Article 3 : Préalablement à toutes les opérations, l'expert prêtera serment dans les formes prévues à l'article R. 621-3 du code de justice administrative.
Article 4 : L'expert avertira les parties par lettre recommandée avec accusé de réception quatre jours au moins avant les opérations d'expertise.
Article 5 : Le rapport d'expertise sera déposé au greffe du tribunal en deux exemplaires au plus tard pour le 31 janvier 2025. Des copies seront notifiées par l'expert aux parties intéressées.
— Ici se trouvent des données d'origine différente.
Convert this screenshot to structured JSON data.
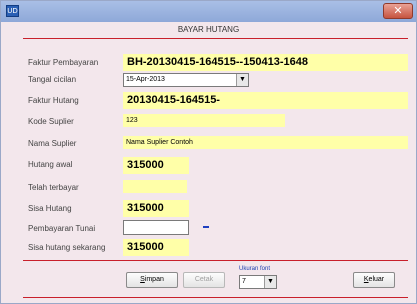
{
  "window": {
    "title": "BAYAR HUTANG",
    "close_symbol": "✕",
    "icon_text": "UD"
  },
  "form": {
    "faktur_pembayaran": {
      "label": "Faktur Pembayaran",
      "value": "BH-20130415-164515--150413-1648"
    },
    "tanggal_cicilan": {
      "label": "Tangal cicilan",
      "value": "15-Apr-2013"
    },
    "faktur_hutang": {
      "label": "Faktur Hutang",
      "value": "20130415-164515-"
    },
    "kode_suplier": {
      "label": "Kode Suplier",
      "value": "123"
    },
    "nama_suplier": {
      "label": "Nama Suplier",
      "value": "Nama Suplier Contoh"
    },
    "hutang_awal": {
      "label": "Hutang awal",
      "value": "315000"
    },
    "telah_terbayar": {
      "label": "Telah terbayar",
      "value": ""
    },
    "sisa_hutang": {
      "label": "Sisa Hutang",
      "value": "315000"
    },
    "pembayaran_tunai": {
      "label": "Pembayaran Tunai",
      "value": ""
    },
    "sisa_hutang_sekarang": {
      "label": "Sisa hutang sekarang",
      "value": "315000"
    }
  },
  "buttons": {
    "simpan": {
      "first": "S",
      "rest": "impan"
    },
    "cetak": {
      "label": "Cetak"
    },
    "keluar": {
      "first": "K",
      "rest": "eluar"
    }
  },
  "font_size": {
    "label": "Ukuran font",
    "value": "7"
  },
  "colors": {
    "field_bg": "#ffffa8",
    "window_bg": "#f3e7ec",
    "separator": "#c8202b",
    "title_bar": "#98b2df"
  }
}
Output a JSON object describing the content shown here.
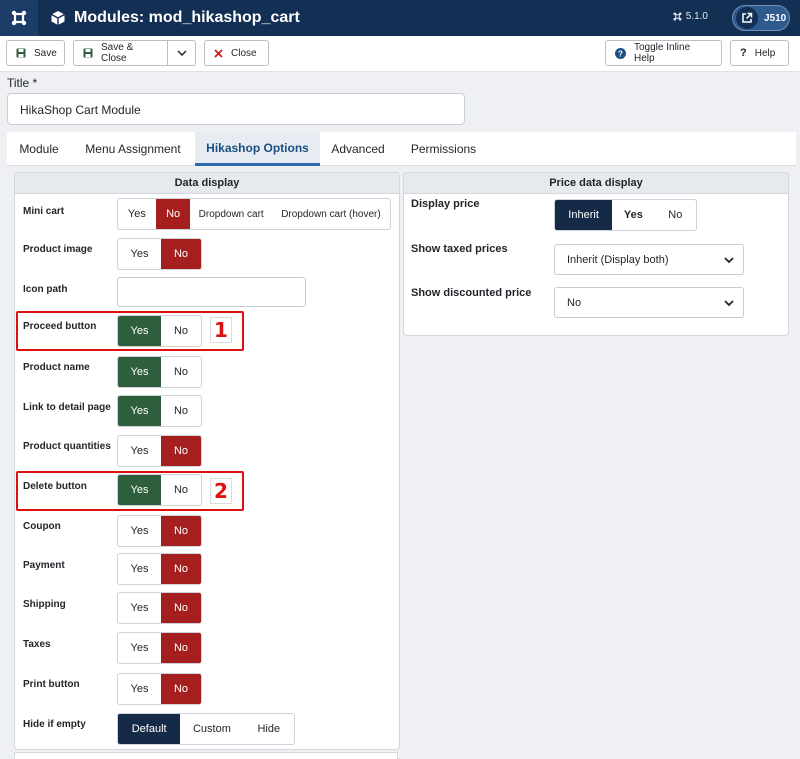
{
  "header": {
    "title": "Modules: mod_hikashop_cart",
    "version": "5.1.0",
    "user": "J510",
    "cube_icon": "cube-icon",
    "logo_icon": "joomla-logo-icon"
  },
  "toolbar": {
    "save": "Save",
    "save_close": "Save & Close",
    "close": "Close",
    "toggle_help": "Toggle Inline Help",
    "help": "Help"
  },
  "title_field": {
    "label": "Title *",
    "value": "HikaShop Cart Module"
  },
  "tabs": [
    "Module",
    "Menu Assignment",
    "Hikashop Options",
    "Advanced",
    "Permissions"
  ],
  "active_tab": "Hikashop Options",
  "data_display": {
    "heading": "Data display",
    "mini_cart": {
      "label": "Mini cart",
      "options": [
        "Yes",
        "No",
        "Dropdown cart",
        "Dropdown cart (hover)"
      ],
      "selected": "No"
    },
    "product_image": {
      "label": "Product image",
      "options": [
        "Yes",
        "No"
      ],
      "selected": "No"
    },
    "icon_path": {
      "label": "Icon path",
      "value": ""
    },
    "proceed_button": {
      "label": "Proceed button",
      "options": [
        "Yes",
        "No"
      ],
      "selected": "Yes"
    },
    "product_name": {
      "label": "Product name",
      "options": [
        "Yes",
        "No"
      ],
      "selected": "Yes"
    },
    "link_detail": {
      "label": "Link to detail page",
      "options": [
        "Yes",
        "No"
      ],
      "selected": "Yes"
    },
    "product_quantities": {
      "label": "Product quantities",
      "options": [
        "Yes",
        "No"
      ],
      "selected": "No"
    },
    "delete_button": {
      "label": "Delete button",
      "options": [
        "Yes",
        "No"
      ],
      "selected": "Yes"
    },
    "coupon": {
      "label": "Coupon",
      "options": [
        "Yes",
        "No"
      ],
      "selected": "No"
    },
    "payment": {
      "label": "Payment",
      "options": [
        "Yes",
        "No"
      ],
      "selected": "No"
    },
    "shipping": {
      "label": "Shipping",
      "options": [
        "Yes",
        "No"
      ],
      "selected": "No"
    },
    "taxes": {
      "label": "Taxes",
      "options": [
        "Yes",
        "No"
      ],
      "selected": "No"
    },
    "print_button": {
      "label": "Print button",
      "options": [
        "Yes",
        "No"
      ],
      "selected": "No"
    },
    "hide_if_empty": {
      "label": "Hide if empty",
      "options": [
        "Default",
        "Custom",
        "Hide"
      ],
      "selected": "Default"
    }
  },
  "price_display": {
    "heading": "Price data display",
    "display_price": {
      "label": "Display price",
      "options": [
        "Inherit",
        "Yes",
        "No"
      ],
      "selected": "Inherit"
    },
    "show_taxed": {
      "label": "Show taxed prices",
      "value": "Inherit (Display both)"
    },
    "show_discounted": {
      "label": "Show discounted price",
      "value": "No"
    }
  },
  "annotations": [
    "1",
    "2"
  ],
  "colors": {
    "header": "#132f53",
    "yes_on": "#2f5e3d",
    "no_on": "#a51f1f",
    "navy_on": "#152a46",
    "highlight": "#e01010"
  }
}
Avec leur accord, cette notification pourra s'opérer sous forme électronique.
Article 6 : Le surplus des conclusions des parties est rejeté.
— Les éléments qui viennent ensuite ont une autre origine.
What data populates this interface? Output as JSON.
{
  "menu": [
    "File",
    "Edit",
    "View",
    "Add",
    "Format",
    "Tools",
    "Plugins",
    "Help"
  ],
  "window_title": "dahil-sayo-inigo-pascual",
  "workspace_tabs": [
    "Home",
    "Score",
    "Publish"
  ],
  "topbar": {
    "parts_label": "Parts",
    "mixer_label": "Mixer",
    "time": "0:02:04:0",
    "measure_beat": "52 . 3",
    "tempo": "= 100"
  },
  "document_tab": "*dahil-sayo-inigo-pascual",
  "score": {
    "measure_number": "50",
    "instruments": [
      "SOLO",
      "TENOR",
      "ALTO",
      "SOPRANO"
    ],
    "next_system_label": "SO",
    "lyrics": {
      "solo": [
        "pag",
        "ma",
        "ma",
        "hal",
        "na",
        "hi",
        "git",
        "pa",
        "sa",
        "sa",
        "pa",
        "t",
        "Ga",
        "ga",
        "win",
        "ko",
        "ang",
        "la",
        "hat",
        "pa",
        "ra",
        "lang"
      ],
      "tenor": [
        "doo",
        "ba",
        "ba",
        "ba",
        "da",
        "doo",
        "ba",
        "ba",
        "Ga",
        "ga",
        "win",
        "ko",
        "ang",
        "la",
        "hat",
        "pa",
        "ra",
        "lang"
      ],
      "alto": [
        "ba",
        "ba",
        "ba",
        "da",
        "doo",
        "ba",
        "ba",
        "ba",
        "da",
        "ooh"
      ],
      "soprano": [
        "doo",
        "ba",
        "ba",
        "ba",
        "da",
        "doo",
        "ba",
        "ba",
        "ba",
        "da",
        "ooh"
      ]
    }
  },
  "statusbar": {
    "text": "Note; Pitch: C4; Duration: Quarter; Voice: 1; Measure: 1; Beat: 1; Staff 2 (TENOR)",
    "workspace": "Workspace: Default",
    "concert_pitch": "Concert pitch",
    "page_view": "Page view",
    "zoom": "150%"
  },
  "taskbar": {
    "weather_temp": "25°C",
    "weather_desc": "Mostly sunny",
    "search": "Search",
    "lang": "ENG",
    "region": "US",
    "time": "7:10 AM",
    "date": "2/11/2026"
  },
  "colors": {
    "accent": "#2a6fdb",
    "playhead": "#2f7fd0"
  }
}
Article 7 : La présente ordonnance sera notifiée à la région Hauts-de-France, à la société Rabot Dutilleul, à la société Verspieren, à la société Margueron, à la société AXA France Iard, à la société MMA Iard (assureurs de la société Margueron), à la société Cibetanche, à la société Allianz Iard (assureur de la société Cibetanche), à la société Siretec Ingenierie, la société d'assurance à forme mutuelle du bâtiment et des travaux publics (SMABTP) (assureur de la société Siretec Ingenierie), au bureau Veritas Construction, à la société Studio Gobe Bernier, à la société Mutuelles des Architectes Français (MAF), assureur de la société Studio Gobe Bernier, à la société Picardie Couverture, à la société d'assurance à forme mutuelle du bâtiment et des travaux publics (SMABTP) (assureur de la société Picardie Couverture), à la société AXA France Iard (assureur de la société BCE), à la société CTE, à la société Security et Financial Solution, assureur de la société CTE, à la société CFDP Assurance, assureur de la société CTE, et à M. A B, expert.
Fait à Amiens le 15 octobre 2024.
La juge des référés,
Signé
A. Rondepierre
La République mande et ordonne au préfet de la Somme en ce qui le concerne, ou à tous commissaires de justice à ce requis, en ce qui concerne les voies de droit commun contre les parties privées, de pourvoir à l'exécution de la présente ordonnance.